The greenwashing risk AI can create, and help solve
AI’s fluency creates a real risk of amplifying a problem that already existed. Research into European corporate environmental claims found 53% were vague or misleading and 40% were entirely unsubstantiated, with greenwashing enforcement rising sharply across retail, banking, and food and beverage between 2024 and 2025. As one governance analysis puts it, “AI is increasing greenwashing risk by accelerating the creation, amplification and dissemination of environmental claims, often across multiple channels and faster than traditional review processes can keep up.” A Google Cloud sustainability survey found that 70% of executives believe most companies in their industry would be found guilty of greenwashing if thoroughly investigated, and 60% admitted to exaggerating their own sustainability record.
The same technology cuts the other way, too. By cross-checking a company’s claims against financial filings, news coverage, and NGO reporting, AI can audit sustainability statements at a scale no analyst team could match. As David von Eiff of the CFA Institute puts it, when it comes to catching the gap between what companies say and what they do, “technology makes that a lot easier.” Handled with integrity, AI moves from being a source of unverified claims to being a check against them.
The hidden environmental cost of AI itself
Fairness means being honest about AI’s own footprint, too. Global AI electricity use is estimated at 450–500 TWh a year, roughly 2% of world electricity demand, and is projected to nearly double by 2030. US data centre water use for cooling reached an estimated 17 billion gallons in 2023, heading toward 68 billion gallons by 2028. Altogether, AI data centres are estimated to generate 2.5–3.7% of global greenhouse gas emissions which is officially more than commercial aviation. Any organisation using AI to shrink its footprint owes it to its own numbers to account for the footprint of the tool doing the measuring.
How to use AI responsibly in sustainability reporting
A few practical habits separate the organisations whose AI-assisted reports hold up under scrutiny from those that get caught out:
- Keep a person accountable for every disclosed number, even when AI produced the first draft.
- Require a traceable source for every emissions figure. If the system can’t show its work, don’t publish it.
- Run periodic greenwashing and AI-governance reviews, not a one-time compliance check.
- Disclose the energy and water cost of your AI stack alongside the emissions it helps you report.
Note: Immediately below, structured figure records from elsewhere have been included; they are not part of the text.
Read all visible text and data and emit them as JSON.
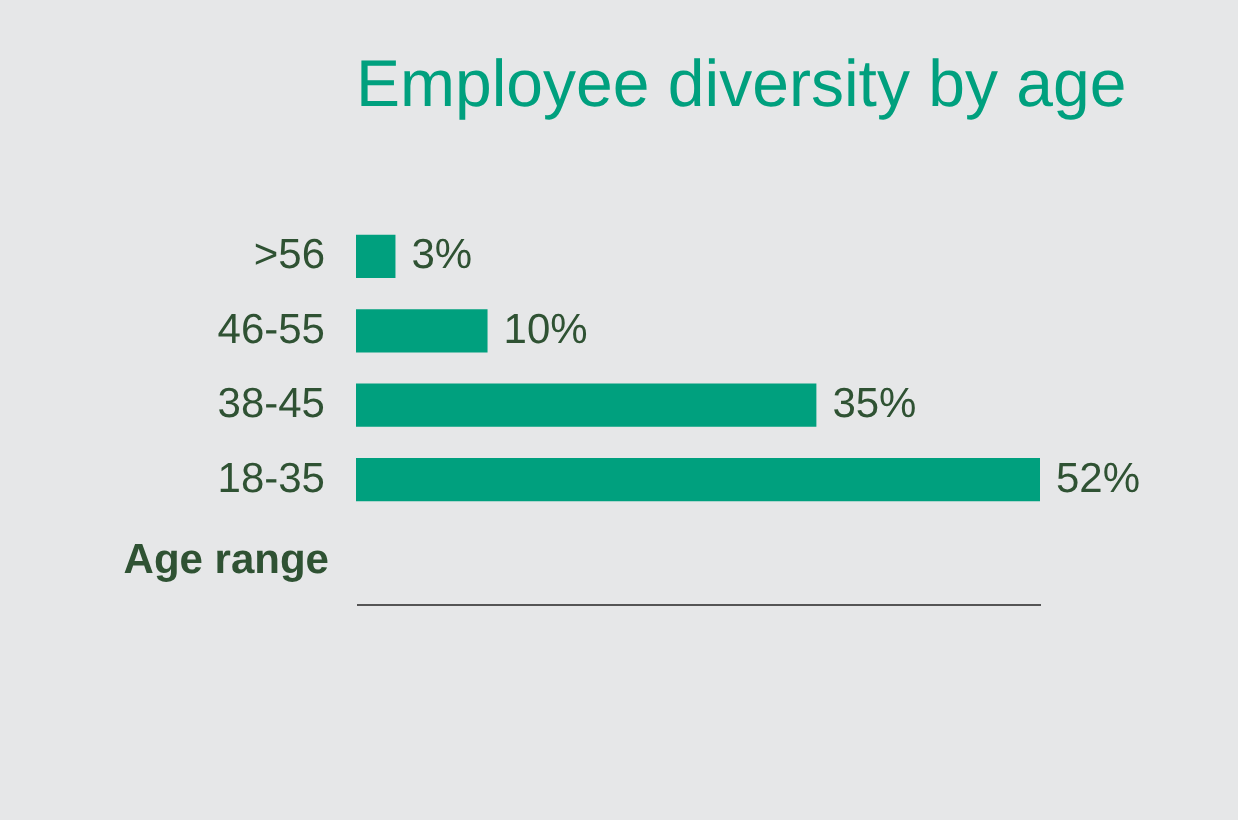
{
  "chart_data": {
    "type": "bar",
    "orientation": "horizontal",
    "title": "Employee diversity by age",
    "ylabel": "Age range",
    "categories": [
      ">56",
      "46-55",
      "38-45",
      "18-35"
    ],
    "values": [
      3,
      10,
      35,
      52
    ],
    "value_labels": [
      "3%",
      "10%",
      "35%",
      "52%"
    ],
    "color": "#00a07e",
    "tick_labels": "y",
    "grid": false
  }
}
- Use AI to speed up data work, not to replace judgment on strategy or interpretation.
Frequently asked questions
AI can dramatically speed up data collection and cleaning, especially for hard-to-reach Scope 3 emissions. Accuracy depends on the quality of the underlying emissions-factor data and whether every number can be traced back to its source. General-purpose AI without sector-specific data can produce plausible-looking but inaccurate estimates.
AI greenwashing refers to AI systems generating or amplifying misleading environmental claims, either by hallucinating unverified figures or by helping companies produce polished sustainability messaging faster than it can be fact-checked.
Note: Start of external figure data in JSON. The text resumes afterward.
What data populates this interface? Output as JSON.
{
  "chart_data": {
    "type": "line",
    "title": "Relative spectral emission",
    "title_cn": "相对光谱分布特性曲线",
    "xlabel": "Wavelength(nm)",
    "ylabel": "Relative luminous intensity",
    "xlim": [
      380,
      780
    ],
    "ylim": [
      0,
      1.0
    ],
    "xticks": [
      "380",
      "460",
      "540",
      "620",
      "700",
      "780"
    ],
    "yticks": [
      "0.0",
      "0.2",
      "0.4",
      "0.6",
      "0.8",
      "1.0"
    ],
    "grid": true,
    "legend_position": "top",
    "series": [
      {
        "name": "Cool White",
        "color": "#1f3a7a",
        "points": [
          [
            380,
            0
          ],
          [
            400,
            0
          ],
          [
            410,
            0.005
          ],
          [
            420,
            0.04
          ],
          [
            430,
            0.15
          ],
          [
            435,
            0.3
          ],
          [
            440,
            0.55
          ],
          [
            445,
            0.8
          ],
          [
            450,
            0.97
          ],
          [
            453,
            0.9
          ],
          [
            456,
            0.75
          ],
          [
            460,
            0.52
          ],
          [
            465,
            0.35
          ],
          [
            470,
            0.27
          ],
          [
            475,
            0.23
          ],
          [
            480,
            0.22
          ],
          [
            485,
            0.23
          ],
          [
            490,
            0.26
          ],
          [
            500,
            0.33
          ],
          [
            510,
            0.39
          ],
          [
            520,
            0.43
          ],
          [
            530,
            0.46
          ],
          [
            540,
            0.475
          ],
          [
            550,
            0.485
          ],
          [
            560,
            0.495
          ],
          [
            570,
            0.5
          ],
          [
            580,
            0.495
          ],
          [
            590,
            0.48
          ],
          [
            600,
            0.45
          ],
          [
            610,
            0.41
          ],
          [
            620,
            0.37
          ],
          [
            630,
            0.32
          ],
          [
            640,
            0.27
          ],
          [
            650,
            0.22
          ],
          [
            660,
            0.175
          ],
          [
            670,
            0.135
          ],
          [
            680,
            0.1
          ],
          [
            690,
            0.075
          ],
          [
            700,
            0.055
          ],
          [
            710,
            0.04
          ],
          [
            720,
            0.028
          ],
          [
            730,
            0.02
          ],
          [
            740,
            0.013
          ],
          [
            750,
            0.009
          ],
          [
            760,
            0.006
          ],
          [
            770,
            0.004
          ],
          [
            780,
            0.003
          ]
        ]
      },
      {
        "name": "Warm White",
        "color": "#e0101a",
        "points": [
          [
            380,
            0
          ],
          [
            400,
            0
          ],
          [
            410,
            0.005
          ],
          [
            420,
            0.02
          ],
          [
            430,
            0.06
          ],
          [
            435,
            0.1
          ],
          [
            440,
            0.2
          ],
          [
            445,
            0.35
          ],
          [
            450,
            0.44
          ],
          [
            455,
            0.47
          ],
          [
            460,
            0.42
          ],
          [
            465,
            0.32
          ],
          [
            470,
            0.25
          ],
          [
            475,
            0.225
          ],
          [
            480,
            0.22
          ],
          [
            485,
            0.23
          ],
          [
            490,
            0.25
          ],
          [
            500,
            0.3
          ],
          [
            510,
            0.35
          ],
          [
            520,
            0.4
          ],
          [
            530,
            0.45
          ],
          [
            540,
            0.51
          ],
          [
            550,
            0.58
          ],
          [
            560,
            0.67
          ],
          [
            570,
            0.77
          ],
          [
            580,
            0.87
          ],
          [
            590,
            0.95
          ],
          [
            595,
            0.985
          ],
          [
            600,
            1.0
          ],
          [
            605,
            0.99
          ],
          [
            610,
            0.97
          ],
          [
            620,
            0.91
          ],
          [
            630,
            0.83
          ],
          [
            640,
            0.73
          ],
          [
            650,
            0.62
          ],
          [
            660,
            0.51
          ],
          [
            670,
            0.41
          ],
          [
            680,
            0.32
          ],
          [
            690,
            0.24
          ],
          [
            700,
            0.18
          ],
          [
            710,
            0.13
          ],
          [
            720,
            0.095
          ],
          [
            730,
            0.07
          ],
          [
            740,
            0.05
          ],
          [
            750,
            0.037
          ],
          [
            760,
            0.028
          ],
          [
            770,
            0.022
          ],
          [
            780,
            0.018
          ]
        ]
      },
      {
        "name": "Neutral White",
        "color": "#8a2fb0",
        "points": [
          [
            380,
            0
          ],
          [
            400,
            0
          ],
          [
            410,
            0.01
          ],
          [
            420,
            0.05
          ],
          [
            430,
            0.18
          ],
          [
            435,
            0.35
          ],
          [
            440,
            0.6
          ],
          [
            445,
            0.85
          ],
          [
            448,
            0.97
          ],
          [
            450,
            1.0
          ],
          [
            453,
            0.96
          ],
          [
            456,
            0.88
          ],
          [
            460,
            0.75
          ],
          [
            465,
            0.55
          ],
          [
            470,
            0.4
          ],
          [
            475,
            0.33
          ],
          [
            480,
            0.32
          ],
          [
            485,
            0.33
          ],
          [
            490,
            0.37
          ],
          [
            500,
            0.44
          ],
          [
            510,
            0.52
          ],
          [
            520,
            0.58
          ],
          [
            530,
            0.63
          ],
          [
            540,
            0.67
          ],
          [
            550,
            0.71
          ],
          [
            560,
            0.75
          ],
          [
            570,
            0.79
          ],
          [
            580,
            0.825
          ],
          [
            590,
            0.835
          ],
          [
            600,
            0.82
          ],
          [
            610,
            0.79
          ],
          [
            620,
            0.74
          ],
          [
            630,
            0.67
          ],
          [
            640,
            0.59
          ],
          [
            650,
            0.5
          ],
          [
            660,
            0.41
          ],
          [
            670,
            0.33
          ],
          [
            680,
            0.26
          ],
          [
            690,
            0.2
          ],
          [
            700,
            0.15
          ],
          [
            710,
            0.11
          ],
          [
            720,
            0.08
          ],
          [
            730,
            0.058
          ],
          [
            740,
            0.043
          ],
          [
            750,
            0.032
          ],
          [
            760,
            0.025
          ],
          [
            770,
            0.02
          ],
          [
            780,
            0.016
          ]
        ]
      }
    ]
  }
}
AI data centres consume an estimated 450–500 TWh of electricity annually, around 2% of global demand, and are projected to generate 2.5–3.7% of global greenhouse gas emissions — a share that has overtaken commercial aviation.
Responsible AI starts with transparency
AI has the potential to transform sustainability reporting, but it can also introduce risk if used without appropriate oversight. The difference comes down to three things: clarity about what the data represents and where it came from, transparency around the AI’s role and its limitations, and robust governance to ensure outputs are accurate, reliable, and fit for purpose. That’s what makes a sustainability claim credible.